Due to the extensive residues of phenylurea herbicides (PUHs) in the environment, it is important for the ecological risk assessment of PUHs to determine their environmental risk limits and identify the high-risk PUHs. This study derived the environmental risk limit (HC₅) of PUHs based on the species sensitivity distribution method and obtained the molecular descriptors using the ORCA and Dragon software. Based on the derived HC₅ and the molecular descriptors, quantitative structure-activity relationship (QSAR) models were developed to predict the HC₅ values using multiple linear regression (MLR) and machine learning (ML) methods. Then, the ecological risk assessment was carried out based on the monitored environmental concentration and the predicted HC₅, and a list of high-risk PUHs was proposed. The results indicated that the derived HC₅ concentrations of 36 PUHs vary greatly, ranging from 0.0000084963 to 5.1512 mg/L. The performance of both the developed QSAR models by the MLR and RF methods met the OECD requirements.

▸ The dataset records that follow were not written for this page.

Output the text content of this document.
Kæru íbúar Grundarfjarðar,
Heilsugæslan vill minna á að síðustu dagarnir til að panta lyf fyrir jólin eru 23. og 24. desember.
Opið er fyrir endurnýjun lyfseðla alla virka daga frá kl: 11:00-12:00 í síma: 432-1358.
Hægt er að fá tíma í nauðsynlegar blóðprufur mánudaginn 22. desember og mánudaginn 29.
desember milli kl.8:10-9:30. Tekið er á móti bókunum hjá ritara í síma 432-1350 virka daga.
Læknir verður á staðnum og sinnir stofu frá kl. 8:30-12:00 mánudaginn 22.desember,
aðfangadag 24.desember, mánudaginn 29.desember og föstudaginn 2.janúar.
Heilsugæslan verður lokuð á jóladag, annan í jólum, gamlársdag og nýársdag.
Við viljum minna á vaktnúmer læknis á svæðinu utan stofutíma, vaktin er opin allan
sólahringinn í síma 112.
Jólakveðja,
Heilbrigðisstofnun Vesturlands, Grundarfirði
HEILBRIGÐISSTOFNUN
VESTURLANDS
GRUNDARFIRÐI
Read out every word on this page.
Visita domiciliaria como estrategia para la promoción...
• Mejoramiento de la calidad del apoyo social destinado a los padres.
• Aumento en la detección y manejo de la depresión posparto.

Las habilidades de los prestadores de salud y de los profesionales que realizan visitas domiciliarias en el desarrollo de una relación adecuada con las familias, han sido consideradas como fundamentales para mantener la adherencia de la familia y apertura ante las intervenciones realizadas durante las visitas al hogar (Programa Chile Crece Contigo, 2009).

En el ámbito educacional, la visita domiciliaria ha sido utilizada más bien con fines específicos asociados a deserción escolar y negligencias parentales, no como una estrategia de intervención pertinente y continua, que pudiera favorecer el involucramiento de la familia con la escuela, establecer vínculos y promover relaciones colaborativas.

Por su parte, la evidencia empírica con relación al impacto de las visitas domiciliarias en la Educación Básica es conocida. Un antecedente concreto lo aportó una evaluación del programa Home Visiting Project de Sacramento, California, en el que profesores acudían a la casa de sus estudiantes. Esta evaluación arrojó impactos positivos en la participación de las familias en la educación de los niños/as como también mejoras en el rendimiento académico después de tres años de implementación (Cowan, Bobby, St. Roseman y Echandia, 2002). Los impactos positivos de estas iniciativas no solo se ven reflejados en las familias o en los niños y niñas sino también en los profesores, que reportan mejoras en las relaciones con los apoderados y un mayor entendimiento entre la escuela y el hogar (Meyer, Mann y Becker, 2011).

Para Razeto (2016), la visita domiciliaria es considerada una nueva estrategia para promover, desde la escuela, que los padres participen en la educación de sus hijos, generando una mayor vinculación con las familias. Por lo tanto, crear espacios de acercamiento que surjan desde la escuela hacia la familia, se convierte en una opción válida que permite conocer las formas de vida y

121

Comparatively, the RF model showed a better predictive performance, with a higher correlation coefficient between the experimental HC₅ and predicted HC₅ (R² = 0.90) than the MLR model (R² = 0.86). The developed QASR models also provided insights into the influence of the molecular descriptors on toxicity that the spatial structural descriptors, electronic descriptors, and hydrophobicity descriptors are key descriptors affecting the toxicity of PUHs. The high-risk PUH list from the ecological risk assessment demonstrated that the risk quotient of 10 PUHs (diuron, rimsulfuron, thifensulfuron-methyl, metsulfuron-methyl, metsulfuron, isoproturon, pyrazosulfuron, bensulfuron, tribenuron-methyl, and tebuthiuron) ranged from 4.39 to 2977.68, which are high-risk PUHs that should be given more attention. The obtained results can provide important basis for the ecological risk assessment of PUHs.